The International Labour Organization (ILO) published Gen AI: Occupational Segregation and Gender Equality in the World of Work (March 2026). The research brief draws on the ILO’s microdata covering 84 countries.
Human Level’s Take:
- Generative AI will be a big part of the future of work. It comes with advantages, like reducing workloads, increasing safety and improving worker well-being, but can also result in job loss and mental health impacts. Without ensuring adequate safeguards, it could also result in a far more unequal workforce.
- The ILO reports that female-dominated occupations like business administration and clerical work are almost twice as likely to be exposed to Gen AI compared to male-dominated fields like construction and manufacturing. They also have a higher automation risk (16% compared to 3%), putting more women at risk of losing their jobs.
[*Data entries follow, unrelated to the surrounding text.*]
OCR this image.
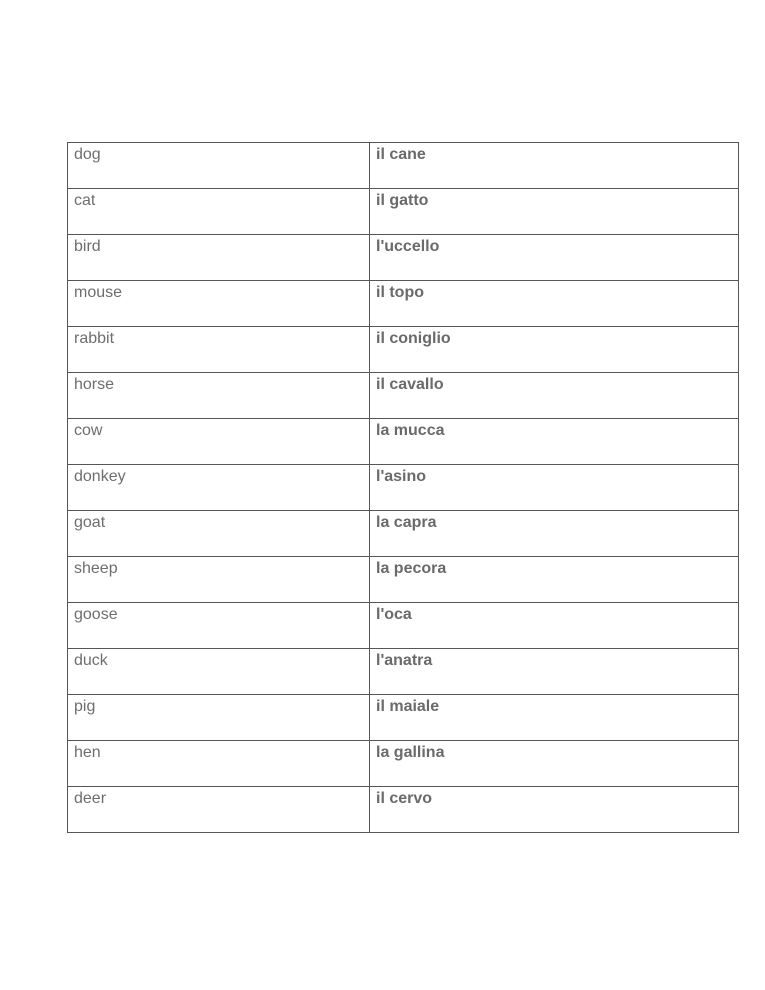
dog	il cane
cat	il gatto
bird	l'uccello
mouse	il topo
rabbit	il coniglio
horse	il cavallo
cow	la mucca
donkey	l'asino
goat	la capra
sheep	la pecora
goose	l'oca
duck	l'anatra
pig	il maiale
hen	la gallina
deer	il cervo
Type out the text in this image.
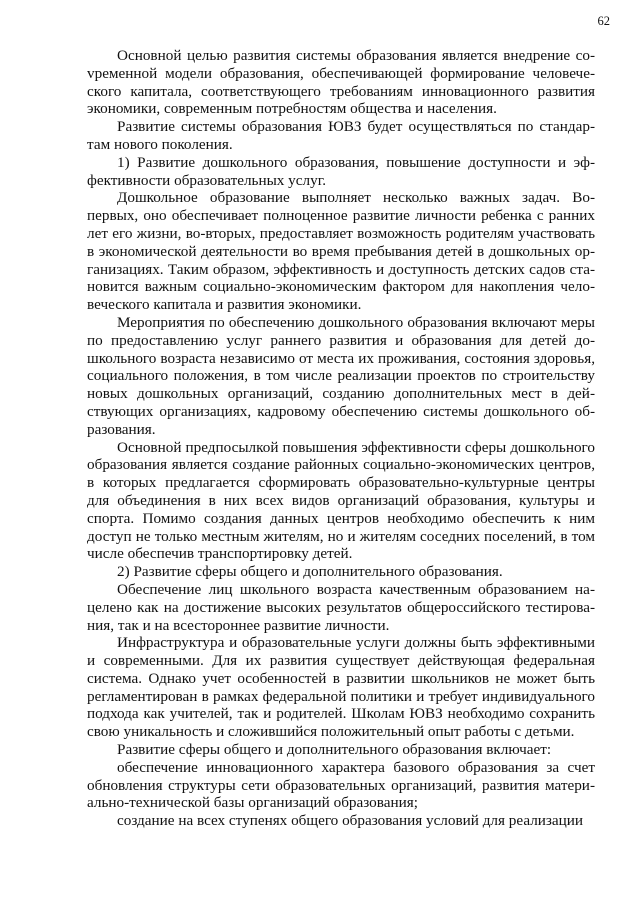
62

Основной целью развития системы образования является внедрение соvременной модели образования, обеспечивающей формирование человеческого капитала, соответствующего требованиям инновационного развития экономики, современным потребностям общества и населения.

Развитие системы образования ЮВЗ будет осуществляться по стандартам нового поколения.

1) Развитие дошкольного образования, повышение доступности и эффективности образовательных услуг.

Дошкольное образование выполняет несколько важных задач. Во-первых, оно обеспечивает полноценное развитие личности ребенка с ранних лет его жизни, во-вторых, предоставляет возможность родителям участвовать в экономической деятельности во время пребывания детей в дошкольных организациях. Таким образом, эффективность и доступность детских садов становится важным социально-экономическим фактором для накопления человеческого капитала и развития экономики.

Мероприятия по обеспечению дошкольного образования включают меры по предоставлению услуг раннего развития и образования для детей дошкольного возраста независимо от места их проживания, состояния здоровья, социального положения, в том числе реализации проектов по строительству новых дошкольных организаций, созданию дополнительных мест в действующих организациях, кадровому обеспечению системы дошкольного образования.

Основной предпосылкой повышения эффективности сферы дошкольного образования является создание районных социально-экономических центров, в которых предлагается сформировать образовательно-культурные центры для объединения в них всех видов организаций образования, культуры и спорта. Помимо создания данных центров необходимо обеспечить к ним доступ не только местным жителям, но и жителям соседних поселений, в том числе обеспечив транспортировку детей.

2) Развитие сферы общего и дополнительного образования.

Обеспечение лиц школьного возраста качественным образованием нацелено как на достижение высоких результатов общероссийского тестирования, так и на всестороннее развитие личности.

Инфраструктура и образовательные услуги должны быть эффективными и современными. Для их развития существует действующая федеральная система. Однако учет особенностей в развитии школьников не может быть регламентирован в рамках федеральной политики и требует индивидуального подхода как учителей, так и родителей. Школам ЮВЗ необходимо сохранить свою уникальность и сложившийся положительный опыт работы с детьми.

Развитие сферы общего и дополнительного образования включает:

обеспечение инновационного характера базового образования за счет обновления структуры сети образовательных организаций, развития материально-технической базы организаций образования;

создание на всех ступенях общего образования условий для реализации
- The effects vary by region, with 41% of jobs in high-income countries exposed compared to 11% in low-income countries; women face more Gen AI exposure than men in 88% of countries studied. The highest exposure of women to Gen AI is found in Pacific and Caribbean island nations, select European countries like the UK and Switzerland, and the Philippines, which have high representation of women in the services sector coupled with rapid AI growth.
- Longstanding occupational segregation, discriminatory norms, biased workplace practices, and macroeconomic policies are all at the root of this inequality. In addition, underrepresentation in STEM and AI fields can lead to embedding gender bias into AI tech, further widening the digital divide.
- Companies can help bridge the gender gap by ensuring that women workers have access to reskilling and upskilling opportunities and career counseling. At the development stage, companies can build gender equality and representation of women into the design, deployment and governance of new technologies. They can use more representative datasets to train systems and assess risks of bias to avoid embedding gender discrimination.
- These efforts need to be supported by government policies that level the playing field for women, including those that encourage women’s participation in the workforce and provide equal access to job opportunities of the future.
Some key takeaways:
- Disproportionate impacts on women workers: Generative AI (Gen AI) — AI that creates new content based on large language models — is transforming employment at an unprecedented pace, but its impacts fall unevenly along gender lines due to pre-existing inequalities in work and economic opportunity. This is important because exposure to AI can result in risks to workers, like job displacement or mental health effects. The ILO reports that female-dominated occupations like business administration and clerical work face nearly twice the exposure to Gen AI compared to male-dominated fields like construction and manufacturing (29% compared to 16%), and a far higher automation risk (16% compared to 3%). The effects also vary significantly by region and income level. Forty-one percent of jobs in high-income countries are exposed to Gen AI compared to just 11% in low-income countries. This also has implications for gender equality: women face greater Gen AI exposure than men in 88% of the countries studied, with the highest concentrations found in Pacific and Caribbean island nations, select European countries like the UK and Switzerland, and the Philippines. In large part, this is due to women's stronger representation in the services sector combined with the rapid growth of AI in these countries. Without deliberate intervention, Gen AI risks deepening existing gender inequalities.
- Root causes of inequality: What’s driving the inequality? The ILO attributes this to longstanding occupational segregation, which is sustained by discriminatory norms, biased workplace practices, and macroeconomic policies that limit women's equality of opportunity. While Gen AI is expected to create growth in tech-intensive sectors, women remain significantly underrepresented in STEM and the AI workforce (just 30% globally), which limits their ability to benefit from and shape these developments. Underrepresentation also risks embedding gender bias into AI technologies themselves, further widening the digital divide. Beyond job numbers, Gen AI's deeper impact lies in reshaping work quality: it can intensify workloads, reduce autonomy, and introduce bias, but also holds potential to ease physical demands, improve well-being, and advance workplace equality. But for women workers to benefit from these advantages, Gen AI needs to be designed inclusively and supported by strong labour market institutions and meaningful social dialogue.
- What’s needed: The ILO outlines a number of considerations to ensure that the risks of AI don’t outweigh the benefits. One key need is embedding gender equality in the design, deployment and governance of new technologies. This relies on efforts to reduce bias in development, using more representative datasets to train systems, and safeguarding against bias through bias audits or risk assessments. In addition, ensuring that women and other vulnerable groups are represented at the development stage is critical. The ILO also points to expectations for governments to address structural causes of inequality in the workplace and in unpaid care responsibilities. Labour market policies to ensure women’s access to quality jobs will need to be accompanied by care leave policies, services and infrastructure to create greater equality in the world of work.